True, like the laws used to prosecute Andrew Bolt, blasphemy laws are hardly ever used. You’d think that the mere possibility of blasphemy laws being enforceable would be something for Brandis to immediately address. But then that would take away the chance for Tony Abbott’s favourite priest to seek injunctions against art galleries.
Longstaff chaired a debate entitled “God and his prophets (or his prophets for the less devout) should be protected from insult”. Malaysian Opposition Leader and former deputy PM Anwar Ibrahim was supposed to speak in favour of the motion, but he had to pull out at the last minute after prosecutors decided to appeal the quashing of his conviction under Malaysia’s medieval sodomy laws.
Julian Burnside QC was a last-minute replacement for Anwar. Joining him on the affirmative team was Uthman Badar, a PhD student in economics from the University of Western Sydney and a man whose freedom of speech our erstwhile government wants to take away by banning Hizb ut-Tahrir (“the Party of Liberation”), the organisation Badar represents in Australia. On the negative side was engineer Yasmin Abdel Magied and the awesome Thomas Keneally.
Believe it or not, the affirmative were not arguing that blasphemy should be an offence. They weren’t interested in using the law. Their focus was on what should be socially acceptable. Badar argued the starting point of any discussion on this topic should not be free speech — which he claimed was not a universal value but rather an ideological fetish often used by Western pseudo-liberals to brandish those regarded as inferior. Instead, the starting point should be civility. Unless you are rude and depraved, you don’t go out of your way to insult others. All too often freedom of speech is not about freedom of expression but rather the freedom of the powerful to offend others and incite discord.
Badar argued that, in Australia, Jesus is fair game but not the Anzacs. When you insult someone by attacking things they hold dear, you aren’t just screwing social cohesion; you’re also making a fool of yourself by projecting your own insecurities. Rupert Murdoch must be paying Bolt top dollar to go through all that.
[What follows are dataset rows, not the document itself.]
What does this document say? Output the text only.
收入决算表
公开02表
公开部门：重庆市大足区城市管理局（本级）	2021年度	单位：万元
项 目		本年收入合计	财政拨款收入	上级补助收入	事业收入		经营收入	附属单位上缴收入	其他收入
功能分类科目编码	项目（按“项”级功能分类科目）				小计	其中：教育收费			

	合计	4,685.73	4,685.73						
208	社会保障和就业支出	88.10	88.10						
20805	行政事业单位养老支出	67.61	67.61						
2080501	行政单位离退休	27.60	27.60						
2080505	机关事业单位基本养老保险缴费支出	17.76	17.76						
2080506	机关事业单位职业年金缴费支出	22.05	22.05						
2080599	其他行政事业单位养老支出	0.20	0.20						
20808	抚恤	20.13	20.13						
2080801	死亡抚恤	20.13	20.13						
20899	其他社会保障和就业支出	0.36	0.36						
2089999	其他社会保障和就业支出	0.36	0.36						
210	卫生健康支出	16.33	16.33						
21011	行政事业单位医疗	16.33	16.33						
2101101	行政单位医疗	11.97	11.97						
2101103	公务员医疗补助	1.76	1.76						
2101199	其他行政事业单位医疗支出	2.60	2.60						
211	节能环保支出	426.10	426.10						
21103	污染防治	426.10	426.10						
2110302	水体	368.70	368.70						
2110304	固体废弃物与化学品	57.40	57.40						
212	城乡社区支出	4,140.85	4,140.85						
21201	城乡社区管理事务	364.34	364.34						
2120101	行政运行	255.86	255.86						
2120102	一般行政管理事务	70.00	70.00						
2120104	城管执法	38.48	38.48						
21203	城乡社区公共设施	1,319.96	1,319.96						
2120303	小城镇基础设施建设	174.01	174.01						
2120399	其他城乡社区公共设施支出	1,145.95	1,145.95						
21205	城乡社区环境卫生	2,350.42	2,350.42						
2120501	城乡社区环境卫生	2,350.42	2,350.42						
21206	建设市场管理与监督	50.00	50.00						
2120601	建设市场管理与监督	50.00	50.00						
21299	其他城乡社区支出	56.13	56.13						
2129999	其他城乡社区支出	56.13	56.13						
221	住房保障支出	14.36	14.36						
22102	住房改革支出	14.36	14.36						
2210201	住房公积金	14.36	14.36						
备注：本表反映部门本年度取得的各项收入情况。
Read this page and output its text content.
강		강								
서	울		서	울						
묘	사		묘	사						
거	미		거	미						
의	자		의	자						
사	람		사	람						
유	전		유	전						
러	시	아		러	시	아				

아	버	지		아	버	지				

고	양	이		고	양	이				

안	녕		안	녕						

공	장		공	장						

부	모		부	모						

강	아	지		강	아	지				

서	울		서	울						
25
Badar’s argument appeared sound enough, but it missed the point. The topic was about protecting G/god and H/his P/prophets. Yasmin Abdel Maguid pounced on this weakness by asking how pathetic creatures like us could protect so mighty and perfect a creator. And she argued that how you respond to an insult is really up to you. Free speech and religion must never be seen as mutually exclusive. None of the prophets (including Muhammad) insisted on protection from insult.
Burnside cited one of his law lecturers: “Your freedom to swing your fist stops at my nose.” My humble criminal law lecturer at Macquarie Law School would have argued that punching someone in the nose was not just a matter of offence. Burnside also spoke about anonymous letters he received which offended him, even though they were directed at Muslims. The same letter writer would claim Muslim extremists supported the ALP.
In response, Keneally argued that one man’s criticism is another man’s insult. OK, I admit there was more to the arguments of both Burnside and Keneally than that. They both argued that Muslims and other minorities needed protection from collective insults. But I wondered whether they were both underestimating the ability of minorities to form alliances and take the fight to the bigots. Or maybe I’m being too optimistic.
Plus I have to wonder what is more offensive — a 12-minute amateurish YouTube clip, or Murdoch claiming Muslims have lower intelligence because they marry their cousins? And should I be offended? Or should I just laugh it off as the idiocy of one businessman and not reflective of the editorial line of his powerful newspapers?
Around 80% of the audience supported the negative argument. I’m not sure how God voted, but then I couldn’t see Him anywhere amongst the crowd.